5 Major Reasons Why You Must Visit Lisbon Before the End of the Year

Monday, November 7th, 2011

War Propaganda

So what if the weather won’t allow you to have the typical Lisbon experience (culture and beach)? Even if it rains, it won’t be freezing cold (even in December), and you’ll be able to catch some world-class temporary exhibitions that invite you to go indoors. Here’s what’s happening in Lisbon until 2012:

There are even more reasons to visit the free Berardo Museum. One of its temporary exhibitions (which can be seen together with the permanent collection) is a fascinating display of war propaganda. It includes over 200 original posters from the United States, Germany, England, France, Italy, Japan, and the former Soviet Union.
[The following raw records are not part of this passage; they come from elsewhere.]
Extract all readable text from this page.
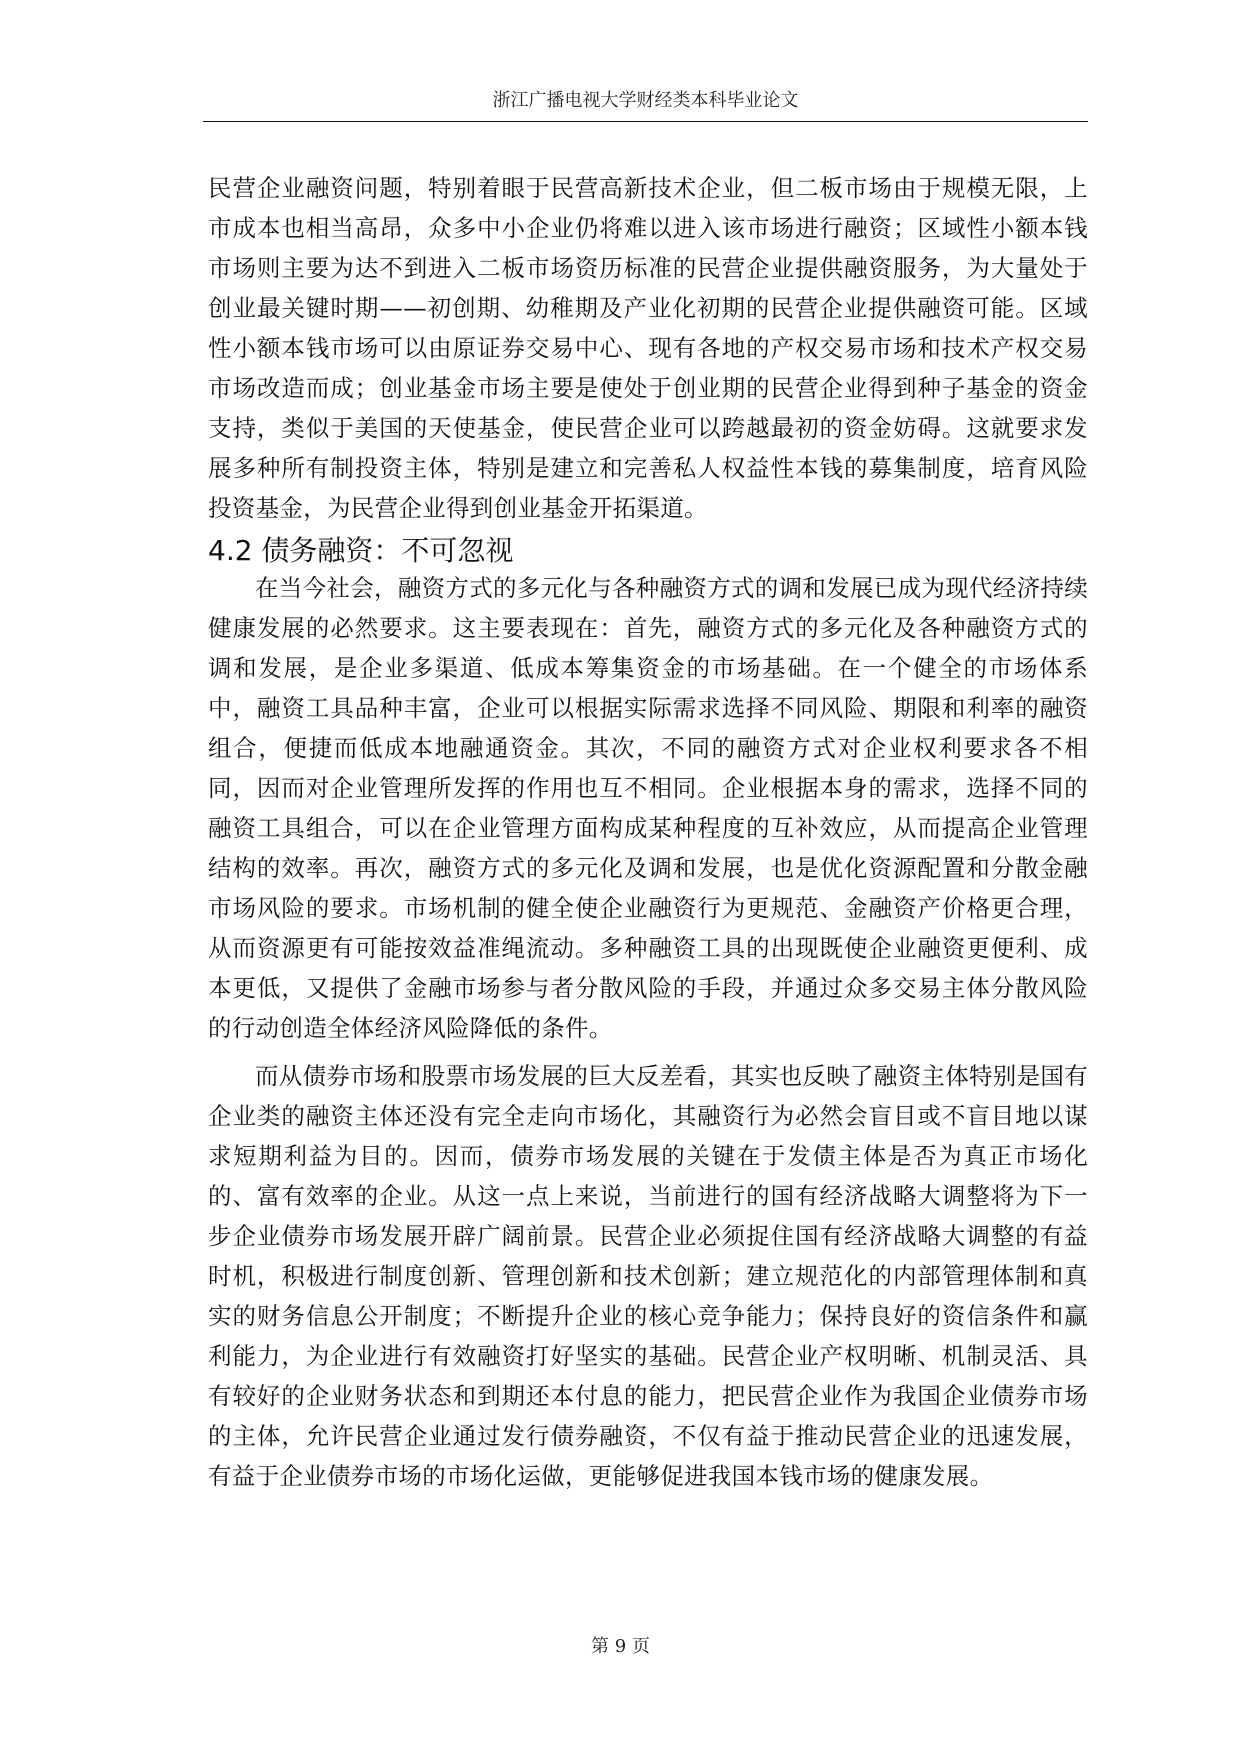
浙江广播电视大学财经类本科毕业论文

民营企业融资问题，特别着眼于民营高新技术企业，但二板市场由于规模无限，上市成本也相当高昂，众多中小企业仍将难以进入该市场进行融资；区域性小额本钱市场则主要为达不到进入二板市场资历标准的民营企业提供融资服务，为大量处于创业最关键时期——初创期、幼稚期及产业化初期的民营企业提供融资可能。区域性小额本钱市场可以由原证券交易中心、现有各地的产权交易市场和技术产权交易市场改造而成；创业基金市场主要是使处于创业期的民营企业得到种子基金的资金支持，类似于美国的天使基金，使民营企业可以跨越最初的资金妨碍。这就要求发展多种所有制投资主体，特别是建立和完善私人权益性本钱的募集制度，培育风险投资基金，为民营企业得到创业基金开拓渠道。

4.2 债务融资：不可忽视

在当今社会，融资方式的多元化与各种融资方式的调和发展已成为现代经济持续健康发展的必然要求。这主要表现在：首先，融资方式的多元化及各种融资方式的调和发展，是企业多渠道、低成本筹集资金的市场基础。在一个健全的市场体系中，融资工具品种丰富，企业可以根据实际需求选择不同风险、期限和利率的融资组合，便捷而低成本地融通资金。其次，不同的融资方式对企业权利要求各不相同，因而对企业管理所发挥的作用也互不相同。企业根据本身的需求，选择不同的融资工具组合，可以在企业管理方面构成某种程度的互补效应，从而提高企业管理结构的效率。再次，融资方式的多元化及调和发展，也是优化资源配置和分散金融市场风险的要求。市场机制的健全使企业融资行为更规范、金融资产价格更合理，从而资源更有可能按效益准绳流动。多种融资工具的出现既使企业融资更便利、成本更低，又提供了金融市场参与者分散风险的手段，并通过众多交易主体分散风险的行动创造全体经济风险降低的条件。

而从债券市场和股票市场发展的巨大反差看，其实也反映了融资主体特别是国有企业类的融资主体还没有完全走向市场化，其融资行为必然会盲目或不盲目地以谋求短期利益为目的。因而，债券市场发展的关键在于发债主体是否为真正市场化的、富有效率的企业。从这一点上来说，当前进行的国有经济战略大调整将为下一步企业债券市场发展开辟广阔前景。民营企业必须捉住国有经济战略大调整的有益时机，积极进行制度创新、管理创新和技术创新；建立规范化的内部管理体制和真实的财务信息公开制度；不断提升企业的核心竞争能力；保持良好的资信条件和赢利能力，为企业进行有效融资打好坚实的基础。民营企业产权明晰、机制灵活、具有较好的企业财务状态和到期还本付息的能力，把民营企业作为我国企业债券市场的主体，允许民营企业通过发行债券融资，不仅有益于推动民营企业的迅速发展，有益于企业债券市场的市场化运做，更能够促进我国本钱市场的健康发展。

第 9 页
The City Museum presents a selection of 257 photographs from the Frida Kahlo Museum’s collection. Kahlo is recognized as one of the top female artists of all time, and these works served as a record and working tool. You can see it until January 29.

The Gulbenkian Museum has put together works by some of the world’s major artists, including Picasso, Monet, Cezanne, Van Gogh and Matisse. What each piece has in common is still life imagery. Some belong to the museum’s own collection, others are loans from other museums from around Europe. It’s all on display until January 8.

The Cordoaria Nacional building (found on the way to Jeronimos Monastery) is presenting a great attraction for families. It’s Europe’s largest dinosaur exhibition, allowing visitors to understand the natural setting of these extinct animals. Portugal is one of the countries with the most dinosaur fossils, found in the last couple of decades by the coastline north of Lisbon (a total of 25 dinosaur remains have been found). On display until January 1st are life-size replicas of these gigantic reptiles.

The Paula Rego Museum in Cascais has added new works by Rego, considered one of Europe’s greatest living artists. They’re in two temporary exhibits (to be seen until December 31st) and include more than 100 iconic pieces from the permanent collection. It’s all free, and a must-see if you’re going by the sea in Cascais now that it’s no longer beach weather.